Ludwigshafen
Bliesbad: Solide Bilanz, aber sorgenvoller Blick in die Zukunft
Seit zwei Jahren steht fest, dass Hans-Jürgen Beringer und Schatzmeisterin Ulrike Beringer nach über zehn Jahren ehrenamtlicher Tätigkeit ihre Posten im Frühjahr 2025 aufgeben wollen. Oberbürgermeisterin Jutta Steinruck (parteilos) und Mundenheims Ortsvorsteherin Anke Simon (SPD), die im Verein als Revisorin engagiert ist, griffen die Thematik bei der jüngsten Jahreshauptversammlung des Fördervereins auf. Steinruck und Simon lobten die Arbeit des Vorstands und machten auch deutlich: Wenn sich keine Nachfolge für den Vorstand finde, werde die Situation wie 1995 sein und die Badestelle müsse geschlossen werden. „Es wäre doch sehr schade, dieses wunderbare Kleinod aufzugeben“, appellierte Beringer an die Mitglieder, sich im Vorstand zu engagieren.
673 Mitglieder
Der Förderverein Blies sei ein ganz besonderes Projekt für die Stadt und deren Einwohner.

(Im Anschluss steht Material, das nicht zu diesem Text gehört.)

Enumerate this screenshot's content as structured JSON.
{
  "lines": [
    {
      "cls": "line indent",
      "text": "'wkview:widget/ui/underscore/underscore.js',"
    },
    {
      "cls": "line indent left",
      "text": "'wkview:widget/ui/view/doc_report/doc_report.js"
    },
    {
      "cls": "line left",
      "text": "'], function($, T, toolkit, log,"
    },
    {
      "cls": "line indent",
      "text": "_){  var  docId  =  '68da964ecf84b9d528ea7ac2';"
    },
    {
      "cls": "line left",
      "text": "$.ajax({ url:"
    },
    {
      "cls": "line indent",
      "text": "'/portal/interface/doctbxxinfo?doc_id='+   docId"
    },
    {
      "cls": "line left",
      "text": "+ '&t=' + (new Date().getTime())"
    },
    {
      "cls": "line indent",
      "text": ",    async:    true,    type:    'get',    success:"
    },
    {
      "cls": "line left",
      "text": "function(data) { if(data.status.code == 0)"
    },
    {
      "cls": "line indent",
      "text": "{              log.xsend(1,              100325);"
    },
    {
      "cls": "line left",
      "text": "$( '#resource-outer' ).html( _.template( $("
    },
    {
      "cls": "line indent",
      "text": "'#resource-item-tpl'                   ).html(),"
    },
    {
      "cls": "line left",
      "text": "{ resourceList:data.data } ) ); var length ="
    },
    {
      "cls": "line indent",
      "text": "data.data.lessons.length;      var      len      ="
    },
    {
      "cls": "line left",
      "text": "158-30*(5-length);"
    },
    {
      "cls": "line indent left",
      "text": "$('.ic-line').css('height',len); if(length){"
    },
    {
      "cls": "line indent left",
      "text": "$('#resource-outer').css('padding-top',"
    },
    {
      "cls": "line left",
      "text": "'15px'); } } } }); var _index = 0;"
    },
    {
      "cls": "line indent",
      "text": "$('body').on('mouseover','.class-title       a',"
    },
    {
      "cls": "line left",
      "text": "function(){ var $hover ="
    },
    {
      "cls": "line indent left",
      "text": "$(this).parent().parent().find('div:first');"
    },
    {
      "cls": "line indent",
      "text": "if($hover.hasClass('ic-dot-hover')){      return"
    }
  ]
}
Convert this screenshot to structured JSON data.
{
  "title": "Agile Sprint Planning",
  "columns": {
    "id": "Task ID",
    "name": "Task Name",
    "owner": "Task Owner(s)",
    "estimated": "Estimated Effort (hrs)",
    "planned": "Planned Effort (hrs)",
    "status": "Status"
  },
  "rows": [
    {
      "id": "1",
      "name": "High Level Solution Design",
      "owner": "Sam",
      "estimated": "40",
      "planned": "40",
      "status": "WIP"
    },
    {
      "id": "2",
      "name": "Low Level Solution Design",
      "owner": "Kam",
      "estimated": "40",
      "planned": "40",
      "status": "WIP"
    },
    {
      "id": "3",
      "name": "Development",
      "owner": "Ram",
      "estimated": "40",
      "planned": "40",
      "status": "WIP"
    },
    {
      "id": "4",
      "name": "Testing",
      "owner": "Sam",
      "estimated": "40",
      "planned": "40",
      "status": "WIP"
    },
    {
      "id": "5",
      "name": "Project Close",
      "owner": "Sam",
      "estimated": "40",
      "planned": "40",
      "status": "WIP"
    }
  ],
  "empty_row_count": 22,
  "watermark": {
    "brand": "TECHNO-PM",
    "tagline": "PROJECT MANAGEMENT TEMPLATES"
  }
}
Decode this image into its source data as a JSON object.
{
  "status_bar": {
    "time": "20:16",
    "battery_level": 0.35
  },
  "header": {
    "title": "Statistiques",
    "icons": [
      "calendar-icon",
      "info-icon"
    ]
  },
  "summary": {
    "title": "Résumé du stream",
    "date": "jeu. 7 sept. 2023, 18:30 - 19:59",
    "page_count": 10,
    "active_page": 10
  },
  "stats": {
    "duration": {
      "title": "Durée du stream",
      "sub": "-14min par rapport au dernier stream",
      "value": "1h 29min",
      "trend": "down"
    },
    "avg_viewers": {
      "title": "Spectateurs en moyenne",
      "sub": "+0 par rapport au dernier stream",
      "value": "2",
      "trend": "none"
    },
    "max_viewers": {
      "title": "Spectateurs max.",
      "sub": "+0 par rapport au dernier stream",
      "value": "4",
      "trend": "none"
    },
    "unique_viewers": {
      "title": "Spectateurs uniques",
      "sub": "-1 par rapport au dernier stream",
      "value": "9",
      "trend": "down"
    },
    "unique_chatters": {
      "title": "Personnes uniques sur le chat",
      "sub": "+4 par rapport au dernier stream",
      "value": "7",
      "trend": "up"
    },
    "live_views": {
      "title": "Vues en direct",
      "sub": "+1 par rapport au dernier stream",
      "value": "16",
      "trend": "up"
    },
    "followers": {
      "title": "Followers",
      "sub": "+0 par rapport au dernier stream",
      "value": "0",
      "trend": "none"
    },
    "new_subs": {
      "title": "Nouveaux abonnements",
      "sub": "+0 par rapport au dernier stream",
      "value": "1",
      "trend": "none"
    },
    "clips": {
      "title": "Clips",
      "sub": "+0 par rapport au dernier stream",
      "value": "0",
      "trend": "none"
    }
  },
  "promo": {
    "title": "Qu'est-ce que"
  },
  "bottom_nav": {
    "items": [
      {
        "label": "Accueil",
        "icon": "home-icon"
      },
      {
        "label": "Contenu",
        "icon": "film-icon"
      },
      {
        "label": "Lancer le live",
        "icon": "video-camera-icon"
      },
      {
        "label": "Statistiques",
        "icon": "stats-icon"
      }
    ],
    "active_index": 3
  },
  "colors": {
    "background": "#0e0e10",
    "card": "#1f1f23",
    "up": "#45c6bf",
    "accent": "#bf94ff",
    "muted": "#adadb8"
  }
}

Der Verein stehe auf soliden Beinen, sagte der Vorsitzende. Die Anlage sei gepflegt und in den vergangenen Jahren auch technisch auf Vordermann gebracht worden. So wurde beispielsweise die Wasser-Analysetechnik erst im vergangenen Jahr für 5500 Euro erneuert. Im Herbst wurden die Duschen für 23.500 Euro saniert. Über den Winter wurden 19 Bäume von der Stadt auf der Liegewiese gepflanzt. Alte Holzbänke wurden durch Bänke aus recyceltem Kunststoff ersetzt (für 3500 Euro).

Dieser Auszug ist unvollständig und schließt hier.